Me gustaría que las conozcáis un poquito más a cada una de ellas, aquí os las presento 😉

ANA Jiménez @aveya_ana

Edad: 34 | Ciudad: Valencia | Año de detección: 2016

¿Cómo fue ese primer momento al recibir el diagnóstico? – Recuerdo el momento del diagnóstico como si de una película melodramática se tratara, desde fuera, como si realmente no me estuviera pasando a mí. Los primeros días, al despertar, creía que se trataba de un sueño macabro, que realmente no era cierto y, cuando caía en la cuenta de que estaba sucediendo de verdad, me dejaba caer, asumiendo que mi momento había llegado y que debía aceptar la muerte. Al poco comprendí que una actitud derrotista no iba conmigo y quise plantarle cara al cáncer.

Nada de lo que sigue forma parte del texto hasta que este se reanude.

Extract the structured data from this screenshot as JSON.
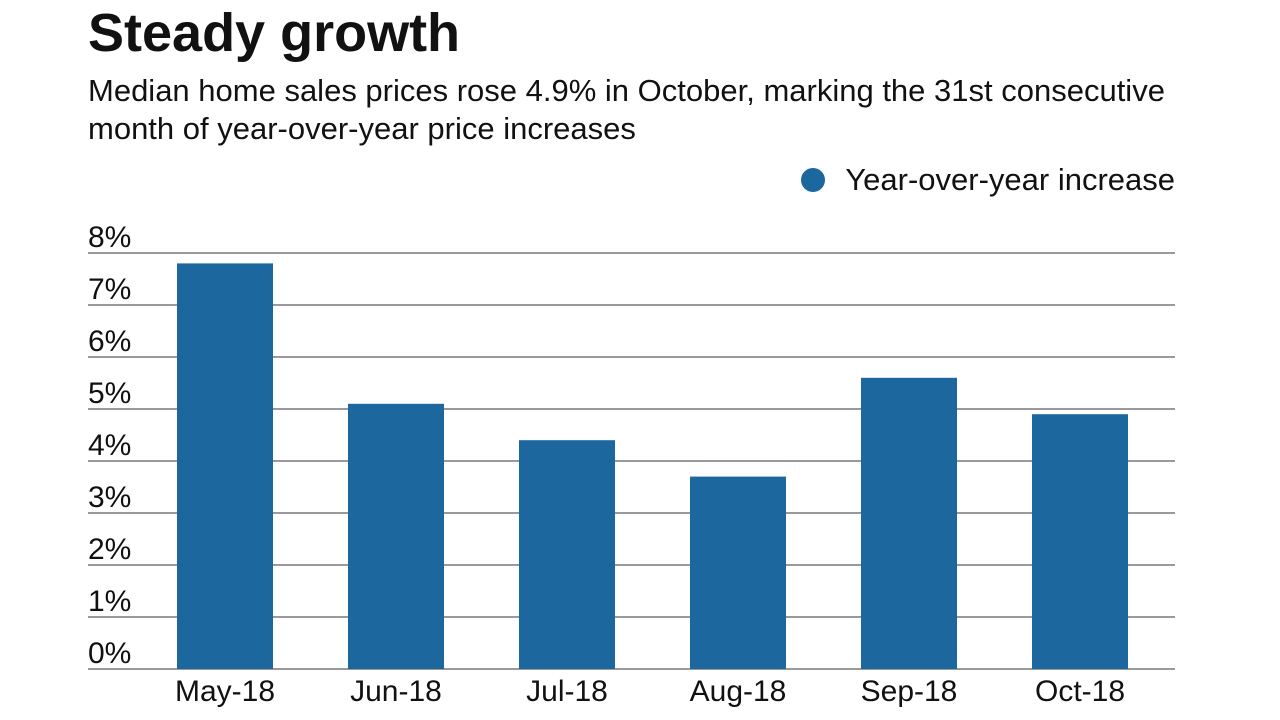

¿En qué parte del proceso te encuentras ahora mismo? – En este momento me chamusco al sol de la radioterapia. Ya he pasado por la quimio y la intervención, que consistió en una mastectomía radical y la extirpación de los ganglios de la axila.

¿Cómo te ayuda compartir tu experiencia en redes sociales? – Compartir mi experiencia en redes sociales me ayuda a sentirme más acompañada. El apoyo que te ofrece tu círculo social habitual es importante, pero la sensación de pertenencia a un grupo lo es aún más. Conocer a chicas que pasan por lo mismo que yo desterró la idea perro verde que tenía inicialmente (tener cáncer de mama siendo tan joven no es lo habitual). Además, me ha ofrecido la posibilidad de contactar con algunas de ellas de una forma, aunque virtual, más estrecha. Las preocupaciones, temores, incertidumbres… son similares entre nosotras y compartiéndolas se hacen más llevaderas.

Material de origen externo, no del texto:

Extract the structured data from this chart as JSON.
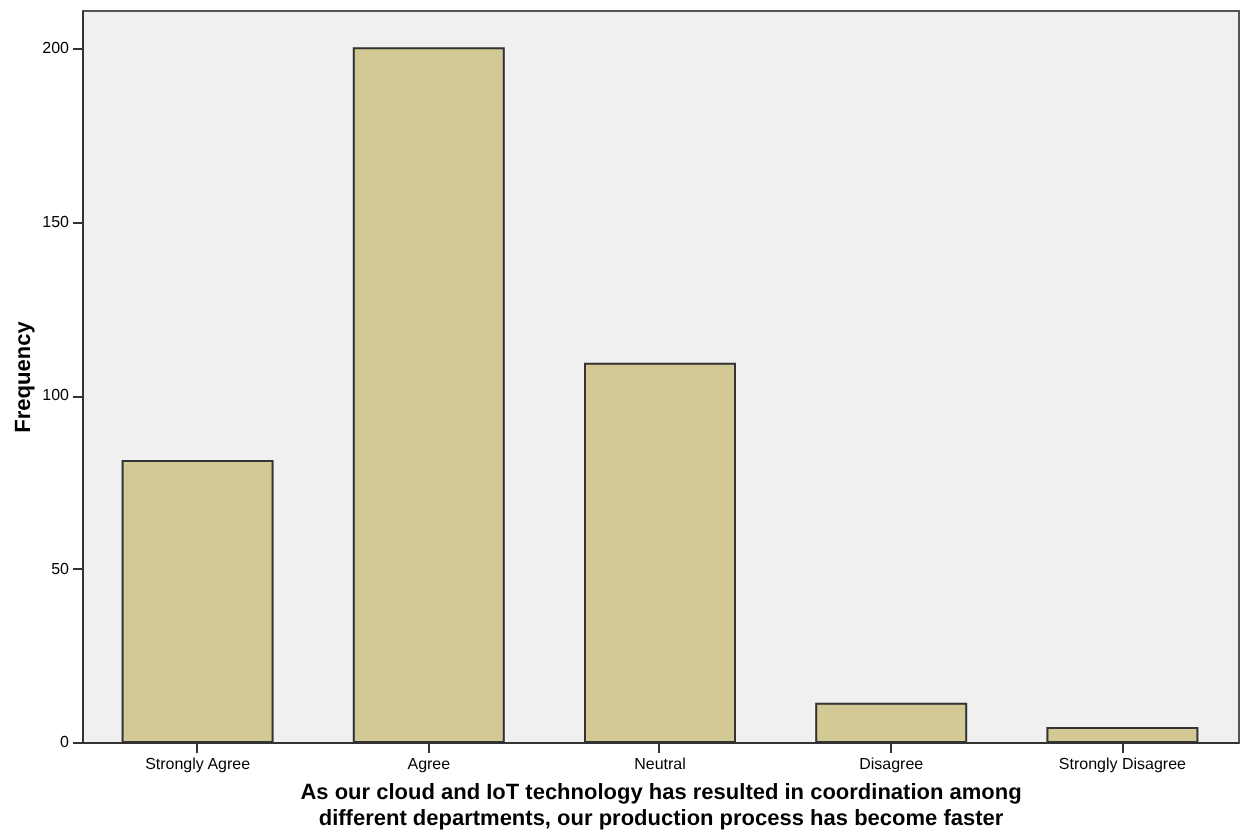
{
  "chart_data": {
    "type": "bar",
    "xlabel": "As our cloud and IoT technology has resulted in coordination among\ndifferent departments, our production process has become faster",
    "ylabel": "Frequency",
    "categories": [
      "Strongly Agree",
      "Agree",
      "Neutral",
      "Disagree",
      "Strongly Disagree"
    ],
    "values": [
      81,
      200,
      109,
      11,
      4
    ],
    "color": "#d2c994",
    "ylim": [
      0,
      211
    ],
    "yticks": [
      0,
      50,
      100,
      150,
      200
    ],
    "grid": false
  }
}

¿Cuál crees que es la parte más dura de la enfermedad? – Aceptar la vulnerabilidad humana, lo frágiles que somos. Comprobar que la línea que separa la vida de la muerte es realmente estrecha. Vivimos creyendo que lo de morirse no va con nosotros, que está aún muy lejos. Y la realidad es que la muerte puede aparecer en cualquier momento. Lo fácil es no pensar en ella. Lo valiente, reconocer que, aunque no decidimos cuando viene, sí podemos decidir cómo vivir hasta que se presente.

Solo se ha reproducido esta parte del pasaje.